In the more optimistic camp, some suppliers actually hoped that base oil demand would improve in January, and that moderate increases could be achieved.
A Northeast Asian supplier said that it had not yet finalized any January deals, and that it was considering the possibility of lifting offers by at least $10/ton as suppliers tried to recover some of the ground lost in December.
Producers said that crude oil and feedstock prices remained firm and there was a need to improve margins. An uptick in demand from China ahead of the Lunar New Year festival, when buyers like to stock up for the busy spring production season, was expected to offer some support to suppliers intentions.
In the meantime, Chinese buying activity was said to have slowed down, although business was deemed slightly healthier than in other countries during the month of December.
In fact, a Taiwanese producer was able to sell increased volumes of Group II product to China during December as compared with November. The supplier placed slightly more than 10,000 metric tons of spot material into China in December, from a total of about 40,000 tons being shipped to Chinese customers during the month. The same supplier is expected to ship even greater quantities of around 50,000 tons in January despite the Lunar New Year holidays at the end of the month. Sources said that the supplier enjoyed the advantage of proximity to its Chinese customers, and was therefore able to offer a much more competitive price. The supplier was heard to have sold some January cargoes of 150N at close to $1,040-$1,050/ton FOB Asia and 500N at $1,110-$1,120/ton FOB Asia.

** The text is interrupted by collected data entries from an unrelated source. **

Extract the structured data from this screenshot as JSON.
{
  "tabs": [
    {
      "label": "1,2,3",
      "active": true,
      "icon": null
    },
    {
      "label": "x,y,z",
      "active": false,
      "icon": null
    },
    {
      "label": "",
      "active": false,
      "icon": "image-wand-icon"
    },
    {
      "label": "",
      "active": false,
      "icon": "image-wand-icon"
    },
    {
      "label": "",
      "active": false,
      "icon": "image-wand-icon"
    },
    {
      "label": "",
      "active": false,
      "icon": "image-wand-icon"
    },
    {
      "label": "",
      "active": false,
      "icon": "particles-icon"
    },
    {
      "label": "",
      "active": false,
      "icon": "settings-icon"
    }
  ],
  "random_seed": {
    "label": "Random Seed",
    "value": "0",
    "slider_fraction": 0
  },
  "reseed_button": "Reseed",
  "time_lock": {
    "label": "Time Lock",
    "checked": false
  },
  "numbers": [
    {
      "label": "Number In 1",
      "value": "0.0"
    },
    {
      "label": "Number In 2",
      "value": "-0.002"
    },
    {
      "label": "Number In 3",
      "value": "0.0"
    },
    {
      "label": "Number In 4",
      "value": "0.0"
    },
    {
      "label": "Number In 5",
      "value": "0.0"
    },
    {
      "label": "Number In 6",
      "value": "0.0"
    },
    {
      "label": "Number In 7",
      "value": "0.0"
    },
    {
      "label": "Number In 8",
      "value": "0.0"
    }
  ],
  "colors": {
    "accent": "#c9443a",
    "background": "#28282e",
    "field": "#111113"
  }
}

In general terms, prices in Asia were assessed as largely steady, after having experienced a moderate downward revision earlier in the month. In the Group I segment, SN150 was assessed at $920-$970/t FOB Asia, SN500 at $1020-$1050/t FOB Asia, and bright stock at $1130-$1180/t FOB Asia.

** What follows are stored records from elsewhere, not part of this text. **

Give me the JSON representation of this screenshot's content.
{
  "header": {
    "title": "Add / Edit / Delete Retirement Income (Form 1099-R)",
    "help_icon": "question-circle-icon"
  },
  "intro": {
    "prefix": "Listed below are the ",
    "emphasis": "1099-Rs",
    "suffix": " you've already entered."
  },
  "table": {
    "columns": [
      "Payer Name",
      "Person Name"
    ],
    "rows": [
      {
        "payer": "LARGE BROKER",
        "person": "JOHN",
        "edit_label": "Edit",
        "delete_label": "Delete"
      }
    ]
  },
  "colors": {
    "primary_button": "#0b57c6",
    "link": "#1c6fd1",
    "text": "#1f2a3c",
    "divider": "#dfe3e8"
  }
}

Group II material was heard at $980-$1050/t FOB Asia for 150N, and at $1100-$1140/t FOB Asia for 500N.
Group III prices were mentioned at $1030-$1080/t FOB Asia for 4 cSt and 6 cSt, and $1010-$1060/t FOB Asia for the 8 cSt cut.

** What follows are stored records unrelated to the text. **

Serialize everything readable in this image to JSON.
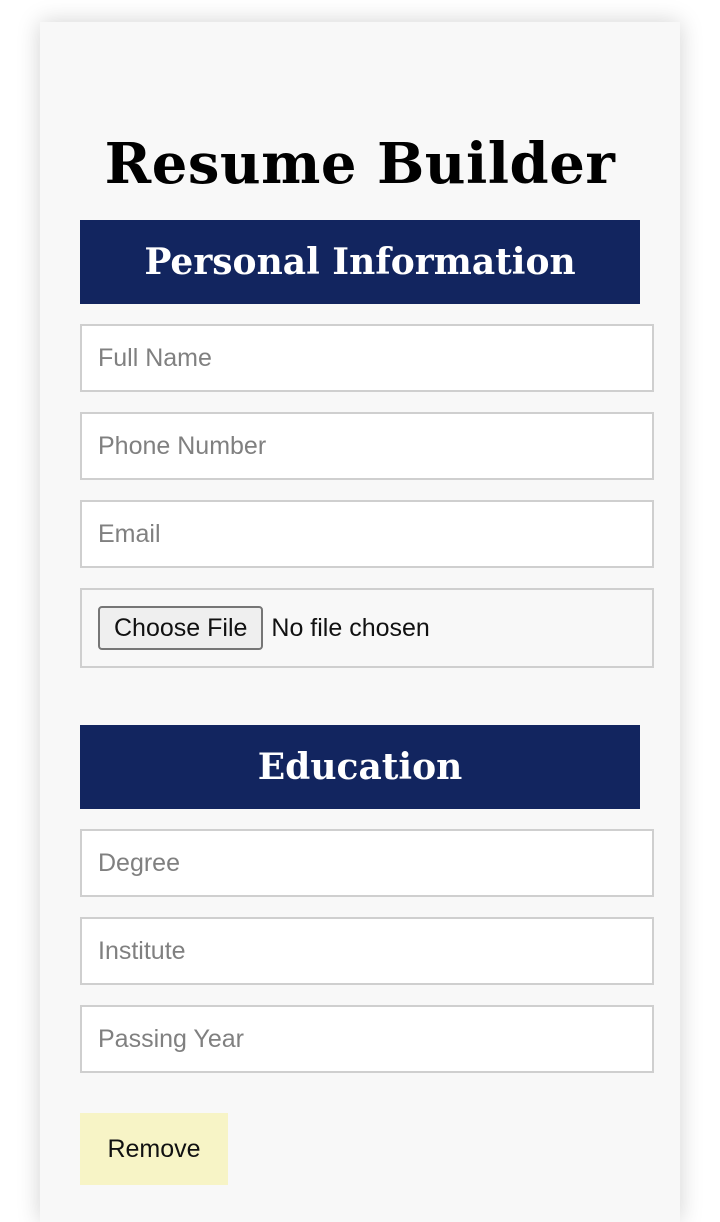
{
  "page": {
    "title": "Resume Builder"
  },
  "personal": {
    "header": "Personal Information",
    "full_name": {
      "placeholder": "Full Name",
      "value": ""
    },
    "phone": {
      "placeholder": "Phone Number",
      "value": ""
    },
    "email": {
      "placeholder": "Email",
      "value": ""
    },
    "photo": {
      "button_label": "Choose File",
      "status": "No file chosen"
    }
  },
  "education": {
    "header": "Education",
    "degree": {
      "placeholder": "Degree",
      "value": ""
    },
    "institute": {
      "placeholder": "Institute",
      "value": ""
    },
    "passing_year": {
      "placeholder": "Passing Year",
      "value": ""
    },
    "remove_label": "Remove"
  },
  "colors": {
    "header_bg": "#12255f",
    "remove_bg": "#f7f4c6",
    "card_bg": "#f8f8f8"
  }
}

In production, Taiwans CPC-Shell Lubricants is still evaluating whether it will restart its shuttered Group I low-viscosity base oil production train in Kaohsiung. The 120,000 metric ton per year API Group I low-vis production line, which manufactures SN150, was shut down last June for a routine turnaround and has not been restarted due to economic reasons, sources said. If market conditions improve in the near future, however, CPC-Shell will restart the low-vis train, a company source said.
Rumors pointed to the possibility that CPC-Shell would be closing the low-vis line permanently, ahead of the scheduled decommissioning of the entire CPC Corps Kaohsiung refinery in 2015.
CPC also operates a 130,000-ton/year high-viscosity SN500 and bright stock line at the same location, which is running at normal rates.
In China, Sinopec Yanshan Co. likely will not start up its 240,000- ton/year Group II base oils plant in Beijing until mid-February 2014, market sources said. The company delayed the restart from an original date in early November.
On the shipping front, movements in the region have dwindled somewhat, but a few enquiries surfaced during the week. A 1,700-metric ton cargo of two base oil grades was being discussed for Onsan to Taicang for end of December shipment, and a smaller 1,500-ton two-grade lot was in the market for Ulsan or Yosu to Jiangyin, also for late December lifting. A 3,000-ton parcel was likely to be shipped from Ulsan or Yosu to Koh Si Chang on a prompt basis. A 1,000-ton lot was likely to be shipped from Ulsan to Zhuhai during Jan. 4-8. Finally, a 3,000-ton parcel composed of two grades was being worked on for Rayong to Nantong for end Dec.-early Jan. lifting.
Upstream, February 2014 ICE Brent Singapore futures were trading at $111.84 per barrel during the Asian trading day on Dec. 23, compared with numbers at $108.94 per barrel on Dec. 17.